A Brief History of University College

University College was established in 1853 by The University of Toronto Act as a nonsectarian institution of higher education.

Architects Frederic Cumberland and William Storm, inspired by Oxford and Cambridge Universities in England, designed the building in the Romanseque-Revival style. Construction began on October 4, 1856 and University College first opened its doors to students three years later on October 4, 1859. At the time, Toronto was a town of 30,000 people and cows grazed on the fields behind the College.

The University College Literary and Athletic Society, Canada’s oldest student government, was founded in 1854.

In 1884, and in keeping with the College's spirit of inclusivity, women were first admitted to University College.

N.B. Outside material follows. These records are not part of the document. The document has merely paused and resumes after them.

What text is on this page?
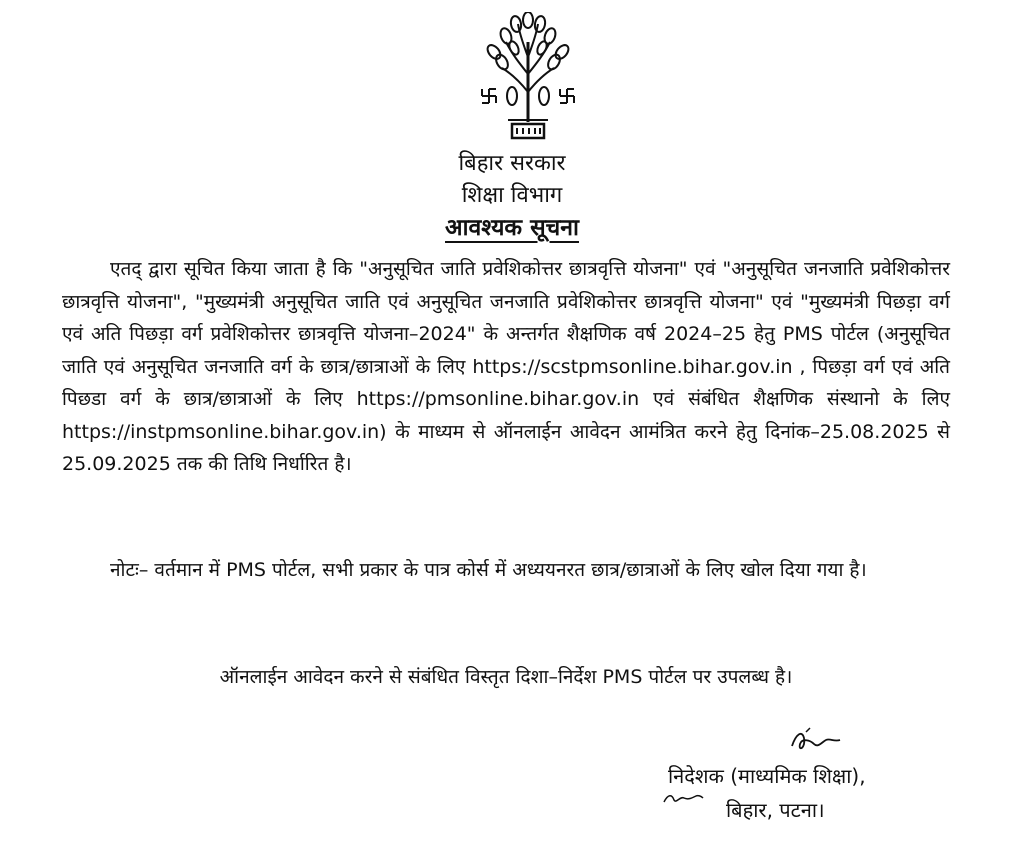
बिहार सरकार
शिक्षा विभाग
आवश्यक सूचना
एतद् द्वारा सूचित किया जाता है कि "अनुसूचित जाति प्रवेशिकोत्तर छात्रवृत्ति योजना" एवं "अनुसूचित जनजाति प्रवेशिकोत्तर छात्रवृत्ति योजना", "मुख्यमंत्री अनुसूचित जाति एवं अनुसूचित जनजाति प्रवेशिकोत्तर छात्रवृत्ति योजना" एवं "मुख्यमंत्री पिछड़ा वर्ग एवं अति पिछड़ा वर्ग प्रवेशिकोत्तर छात्रवृत्ति योजना–2024" के अन्तर्गत शैक्षणिक वर्ष 2024–25 हेतु PMS पोर्टल (अनुसूचित जाति एवं अनुसूचित जनजाति वर्ग के छात्र/छात्राओं के लिए https://scstpmsonline.bihar.gov.in , पिछड़ा वर्ग एवं अति पिछडा वर्ग के छात्र/छात्राओं के लिए https://pmsonline.bihar.gov.in एवं संबंधित शैक्षणिक संस्थानो के लिए https://instpmsonline.bihar.gov.in) के माध्यम से ऑनलाईन आवेदन आमंत्रित करने हेतु दिनांक–25.08.2025 से 25.09.2025 तक की तिथि निर्धारित है।
नोटः– वर्तमान में PMS पोर्टल, सभी प्रकार के पात्र कोर्स में अध्ययनरत छात्र/छात्राओं के लिए खोल दिया गया है।
ऑनलाईन आवेदन करने से संबंधित विस्तृत दिशा–निर्देश PMS पोर्टल पर उपलब्ध है।
निदेशक (माध्यमिक शिक्षा),
बिहार, पटना।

On February 14, 1890--the night of the annual student ball--a fire broke out in the southeast corner of the building when a kerosene lamp fell to the ground. Flames quickly destroyed most of University College's interior, although Croft Chapter House and the cloister wing survived. The stone structure also remained intact and a community of UC students, faculty, citizens of Toronto, and governments immediately rallied to restore the beloved building.

University College reopened in January 1892 with minor adjustments to its original plan, and improvements on its already significant aesthetic merits.

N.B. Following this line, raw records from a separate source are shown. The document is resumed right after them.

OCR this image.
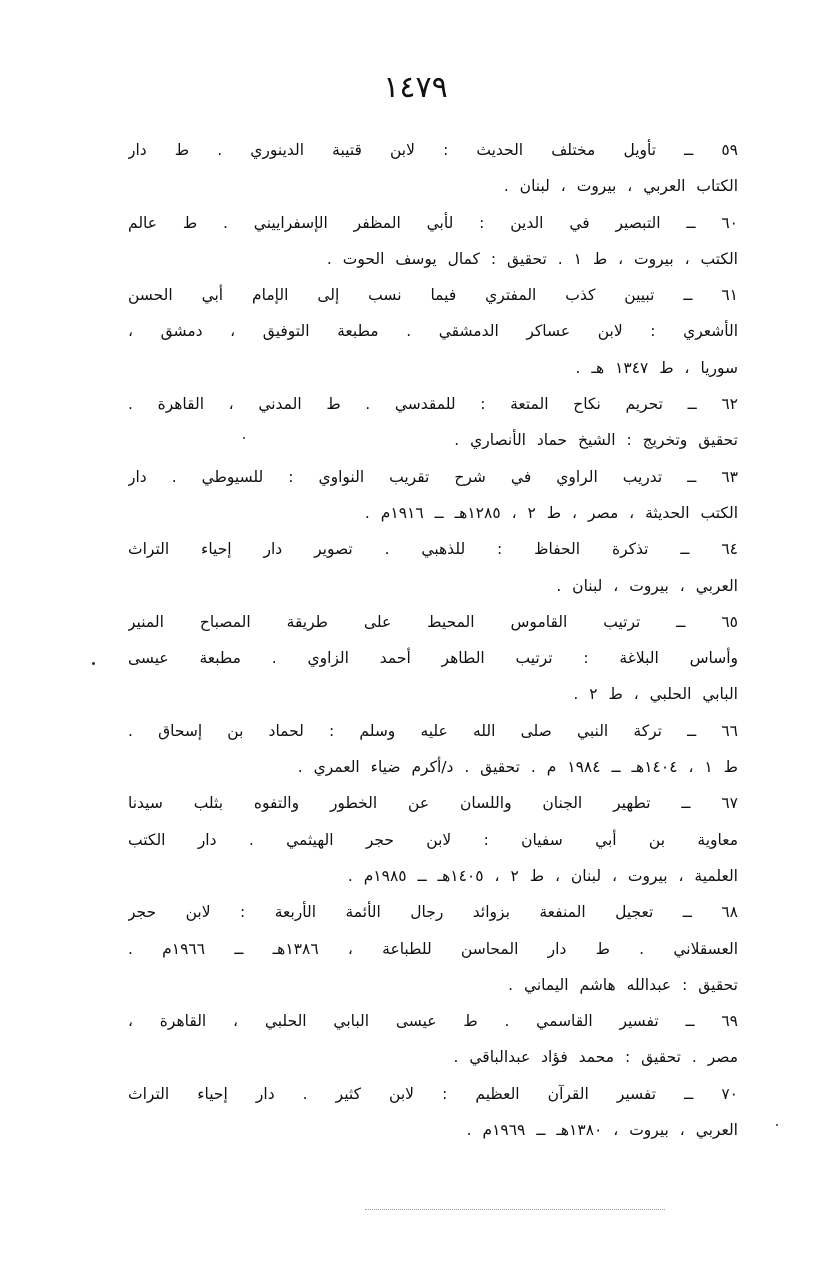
١٤٧٩
٥٩ ــ تأويل مختلف الحديث : لابن قتيبة الدينوري . ط دار
الكتاب العربي ، بيروت ، لبنان .
٦٠ ــ التبصير في الدين : لأبي المظفر الإسفراييني . ط عالم
الكتب ، بيروت ، ط ١ . تحقيق : كمال يوسف الحوت .
٦١ ــ تبيين كذب المفتري فيما نسب إلى الإمام أبي الحسن
الأشعري : لابن عساكر الدمشقي . مطبعة التوفيق ، دمشق ،
سوريا ، ط ١٣٤٧ هـ .
٦٢ ــ تحريم نكاح المتعة : للمقدسي . ط المدني ، القاهرة .
تحقيق وتخريج : الشيخ حماد الأنصاري .
٦٣ ــ تدريب الراوي في شرح تقريب النواوي : للسيوطي . دار
الكتب الحديثة ، مصر ، ط ٢ ، ١٢٨٥هـ ــ ١٩١٦م .
٦٤ ــ تذكرة الحفاظ : للذهبي . تصوير دار إحياء التراث
العربي ، بيروت ، لبنان .
٦٥ ــ ترتيب القاموس المحيط على طريقة المصباح المنير
وأساس البلاغة : ترتيب الطاهر أحمد الزاوي . مطبعة عيسى
البابي الحلبي ، ط ٢ .
٦٦ ــ تركة النبي صلى الله عليه وسلم : لحماد بن إسحاق .
ط ١ ، ١٤٠٤هـ ــ ١٩٨٤ م . تحقيق . د/أكرم ضياء العمري .
٦٧ ــ تطهير الجنان واللسان عن الخطور والتفوه بثلب سيدنا
معاوية بن أبي سفيان : لابن حجر الهيثمي . دار الكتب
العلمية ، بيروت ، لبنان ، ط ٢ ، ١٤٠٥هـ ــ ١٩٨٥م .
٦٨ ــ تعجيل المنفعة بزوائد رجال الأئمة الأربعة : لابن حجر
العسقلاني . ط دار المحاسن للطباعة ، ١٣٨٦هـ ــ ١٩٦٦م .
تحقيق : عبدالله هاشم اليماني .
٦٩ ــ تفسير القاسمي . ط عيسى البابي الحلبي ، القاهرة ،
مصر . تحقيق : محمد فؤاد عبدالباقي .
٧٠ ــ تفسير القرآن العظيم : لابن كثير . دار إحياء التراث
العربي ، بيروت ، ١٣٨٠هـ ــ ١٩٦٩م .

In 1964, the Laidlaw wing opened, enclosing the quadrangle to the north, and in 1968, University College was designated a National Historic Site by the government of Canada.

In the spring of 1972, a structural inspection of University College revealed several post-fire weakness as well as outdated plumbing and electrical systems. Faced with the prospect of demolition, the University College community once again rallied to save the magnificent building. The alumni-led campaign continued into the 1980s and allowed for extensive improvements to bring the building to code.